In today’s shifting landscape, utilities must place an emphasis on accelerated learning, enabling field workers to become more skilled and more productive—all in a shorter period of time.
By John Benoit and Amy Borgmeyer
The gas and pipeline industry is facing an unprecedented level of change, requiring a shift in the way organizations approach training of field workers.
Forty to fifty percent of the industry’s employees are eligible to retire in the next three to five years, and each retirement typically causes a ripple effect of two to three employee moves or new hires to backfill, multiplying the required investment in training. At the same time, increasing regulatory pressure is creating more job complexity and training expectations, and increasing the risks of non-compliance.
Meanwhile, as the nation’s infrastructure undergoes significant replacement and expansion, field workers must be equipped to service and maintain an ever-growing list of heterogeneous pieces of equipment. And the continuous evolution of technology is changing how employees do work at unforeseen rates.
All of this means that field workers will require a significant training investment.
The historic apprenticeship model for training new workers created a relatively slow learning curve, and required a long time for employees to reach full productivity. Given today’s competitive and changing environment, the ultimate goal of a successful training program must be to accelerate learning and to achieve, confirm and sustain mastery in employees so that they are able to support the needs of the business and become valued members of the team sooner rather than later.
Pacific Gas & Electric, NiSource, Dominion East Ohio and other utility and energy companies are transforming the way they train. These companies have emphasized:
NiSource’s new training programs are organized by groups of job activities so that employees are trained in distinct tiers on specific tasks needed by the business. Each tier of training includes formal training, followed by coaching and assessment in the field. Once an employee completes a tier, he or she is able to perform those tasks independently. The business can then decide whether or not to move them to the next tier of training, depending on workload and specific skill gaps within the organization.
This structured approach to training equips field workers to do their jobs more comprehensively and independently earlier in their careers, because they have been trained and coached on specific job tasks.
For example, NiSource trains plant employees on service line work first, enabling them to perform much of the routine work required of them earlier in their careers, and saving the more complicated main line work for later in their development.
One important business benefit that NiSource has achieved through this approach is being able to connect training records to the work dispatch process. Schedulers can see tier designations for field employees, and are able to assign work based on an employee’s level of competence performing specific job tasks. This enables the business to effectively assign work, and ensure that employees are operating effectively and safely based on individual capabilities and development tiers.
One of North America’s leading transmission and storage companies is building and implementing an accelerated training program to support its massive investments in new assets and technology and to replace the outflow of retiring field employees.
Many of its new hires come from various backgrounds with little exposure to jobs in the natural gas industry. This company uses Pipeliner Bootcamps to accelerate employee development. These week-long courses provide a broad exposure to the different work that new hires will perform in the field, and reinforce their understanding of performance expectations.

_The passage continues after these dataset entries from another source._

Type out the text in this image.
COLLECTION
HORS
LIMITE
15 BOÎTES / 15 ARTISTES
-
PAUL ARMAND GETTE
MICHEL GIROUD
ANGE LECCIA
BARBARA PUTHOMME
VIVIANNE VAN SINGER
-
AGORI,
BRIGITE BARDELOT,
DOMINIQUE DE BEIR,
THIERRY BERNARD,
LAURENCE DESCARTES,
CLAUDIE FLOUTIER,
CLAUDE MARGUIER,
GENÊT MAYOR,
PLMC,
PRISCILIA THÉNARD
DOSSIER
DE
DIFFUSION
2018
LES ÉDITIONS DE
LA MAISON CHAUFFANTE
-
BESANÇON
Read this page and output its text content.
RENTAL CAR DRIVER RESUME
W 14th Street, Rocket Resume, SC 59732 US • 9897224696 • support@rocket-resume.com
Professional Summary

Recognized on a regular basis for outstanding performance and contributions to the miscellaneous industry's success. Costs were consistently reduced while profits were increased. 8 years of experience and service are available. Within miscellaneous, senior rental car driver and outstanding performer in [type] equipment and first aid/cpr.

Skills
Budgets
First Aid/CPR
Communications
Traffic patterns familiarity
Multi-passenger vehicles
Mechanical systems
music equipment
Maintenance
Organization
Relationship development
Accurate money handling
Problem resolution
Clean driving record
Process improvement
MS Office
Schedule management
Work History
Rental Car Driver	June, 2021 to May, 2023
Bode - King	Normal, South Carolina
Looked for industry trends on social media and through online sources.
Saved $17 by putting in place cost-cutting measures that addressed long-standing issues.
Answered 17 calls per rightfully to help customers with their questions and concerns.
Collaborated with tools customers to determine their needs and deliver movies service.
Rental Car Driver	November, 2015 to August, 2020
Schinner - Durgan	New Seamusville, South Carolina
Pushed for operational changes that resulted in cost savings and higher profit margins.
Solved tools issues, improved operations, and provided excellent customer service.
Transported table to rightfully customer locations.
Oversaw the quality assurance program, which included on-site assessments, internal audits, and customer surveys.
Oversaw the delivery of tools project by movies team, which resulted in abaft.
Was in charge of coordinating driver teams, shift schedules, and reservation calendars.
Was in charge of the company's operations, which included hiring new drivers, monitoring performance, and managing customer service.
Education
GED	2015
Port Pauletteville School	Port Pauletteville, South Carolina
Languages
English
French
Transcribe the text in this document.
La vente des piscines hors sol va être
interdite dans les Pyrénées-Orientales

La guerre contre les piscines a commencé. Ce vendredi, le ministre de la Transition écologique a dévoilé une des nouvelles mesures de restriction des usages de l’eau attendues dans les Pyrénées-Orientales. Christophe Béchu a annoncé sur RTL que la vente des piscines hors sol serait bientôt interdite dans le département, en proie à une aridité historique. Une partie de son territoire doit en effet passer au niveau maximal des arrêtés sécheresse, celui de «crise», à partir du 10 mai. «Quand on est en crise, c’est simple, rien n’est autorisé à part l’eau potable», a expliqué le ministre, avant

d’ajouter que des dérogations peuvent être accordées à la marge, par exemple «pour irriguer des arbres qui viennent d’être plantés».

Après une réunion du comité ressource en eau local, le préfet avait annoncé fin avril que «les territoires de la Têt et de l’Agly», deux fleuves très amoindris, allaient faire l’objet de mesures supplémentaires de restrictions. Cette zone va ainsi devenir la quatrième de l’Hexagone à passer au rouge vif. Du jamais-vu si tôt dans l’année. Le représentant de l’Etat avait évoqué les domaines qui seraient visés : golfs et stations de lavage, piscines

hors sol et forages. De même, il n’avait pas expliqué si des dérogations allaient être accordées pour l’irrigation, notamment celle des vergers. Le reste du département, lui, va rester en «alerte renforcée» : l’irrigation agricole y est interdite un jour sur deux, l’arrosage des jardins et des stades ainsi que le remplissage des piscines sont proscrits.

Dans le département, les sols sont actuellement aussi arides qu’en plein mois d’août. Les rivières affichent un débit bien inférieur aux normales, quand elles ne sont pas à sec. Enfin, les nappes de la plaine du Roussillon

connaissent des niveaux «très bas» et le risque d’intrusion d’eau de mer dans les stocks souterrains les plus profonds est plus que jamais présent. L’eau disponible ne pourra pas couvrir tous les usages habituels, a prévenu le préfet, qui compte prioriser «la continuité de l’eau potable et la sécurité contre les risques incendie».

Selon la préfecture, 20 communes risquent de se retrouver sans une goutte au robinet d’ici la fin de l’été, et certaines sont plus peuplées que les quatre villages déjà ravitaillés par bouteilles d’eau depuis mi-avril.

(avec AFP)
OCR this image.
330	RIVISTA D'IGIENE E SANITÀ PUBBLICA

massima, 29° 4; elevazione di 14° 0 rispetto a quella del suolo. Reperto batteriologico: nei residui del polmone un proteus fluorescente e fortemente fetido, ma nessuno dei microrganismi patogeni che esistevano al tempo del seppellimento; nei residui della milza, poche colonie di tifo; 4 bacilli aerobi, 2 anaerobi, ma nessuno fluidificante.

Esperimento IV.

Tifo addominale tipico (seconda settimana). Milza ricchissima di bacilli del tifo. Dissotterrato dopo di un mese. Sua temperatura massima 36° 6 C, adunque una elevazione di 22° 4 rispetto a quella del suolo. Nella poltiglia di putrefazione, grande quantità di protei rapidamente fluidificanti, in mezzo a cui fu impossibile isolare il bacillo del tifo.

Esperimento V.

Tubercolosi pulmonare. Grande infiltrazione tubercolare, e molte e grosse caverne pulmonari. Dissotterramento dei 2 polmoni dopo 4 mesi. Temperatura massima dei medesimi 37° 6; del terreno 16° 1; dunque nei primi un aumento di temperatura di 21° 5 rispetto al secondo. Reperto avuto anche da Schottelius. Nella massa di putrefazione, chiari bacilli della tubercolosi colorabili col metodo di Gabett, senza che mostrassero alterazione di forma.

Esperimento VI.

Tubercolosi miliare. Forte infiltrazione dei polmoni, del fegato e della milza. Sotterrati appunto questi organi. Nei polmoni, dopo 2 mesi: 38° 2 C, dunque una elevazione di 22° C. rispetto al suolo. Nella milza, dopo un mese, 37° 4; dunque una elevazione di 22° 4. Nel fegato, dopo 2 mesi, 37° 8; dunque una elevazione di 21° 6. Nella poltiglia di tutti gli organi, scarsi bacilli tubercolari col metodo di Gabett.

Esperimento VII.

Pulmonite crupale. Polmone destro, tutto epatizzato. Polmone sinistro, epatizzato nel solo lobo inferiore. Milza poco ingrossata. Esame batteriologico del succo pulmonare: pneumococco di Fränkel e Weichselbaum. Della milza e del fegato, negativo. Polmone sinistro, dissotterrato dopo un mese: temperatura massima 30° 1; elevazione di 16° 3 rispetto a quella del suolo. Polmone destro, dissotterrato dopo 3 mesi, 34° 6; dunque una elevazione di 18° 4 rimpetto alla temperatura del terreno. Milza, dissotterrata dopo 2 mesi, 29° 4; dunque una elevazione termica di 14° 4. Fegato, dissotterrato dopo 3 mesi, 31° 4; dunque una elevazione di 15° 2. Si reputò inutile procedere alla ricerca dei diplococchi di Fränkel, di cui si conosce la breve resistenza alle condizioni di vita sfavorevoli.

The bootcamps include formal training on foundational skills, along with hands-on training and practice in the field. To increase retention and knowledge/skills transfer, field training coordinators and supervisors work closely with new pipeliners that come out of the program to set expectations and provide opportunities to practice their skills on the job.
Under the old model, pipeliners required an average of two to three years of training and observation to reach proficiency. With the new structured training approach, pipeliners are expected to reach proficiency and be fully productive within one year. This will save the business approximately 120 days of productive work per employee over two years.
A structured approach to training accelerates learning through a combination of instructor-led and on-the-job training, performance support and continuous coaching. As a result, field workers are able to become more skilled and productive in a shorter amount of time. This not only equates to a significantly greater number of productive days earlier in an employee’s career, but also a substantial return on investment for the business.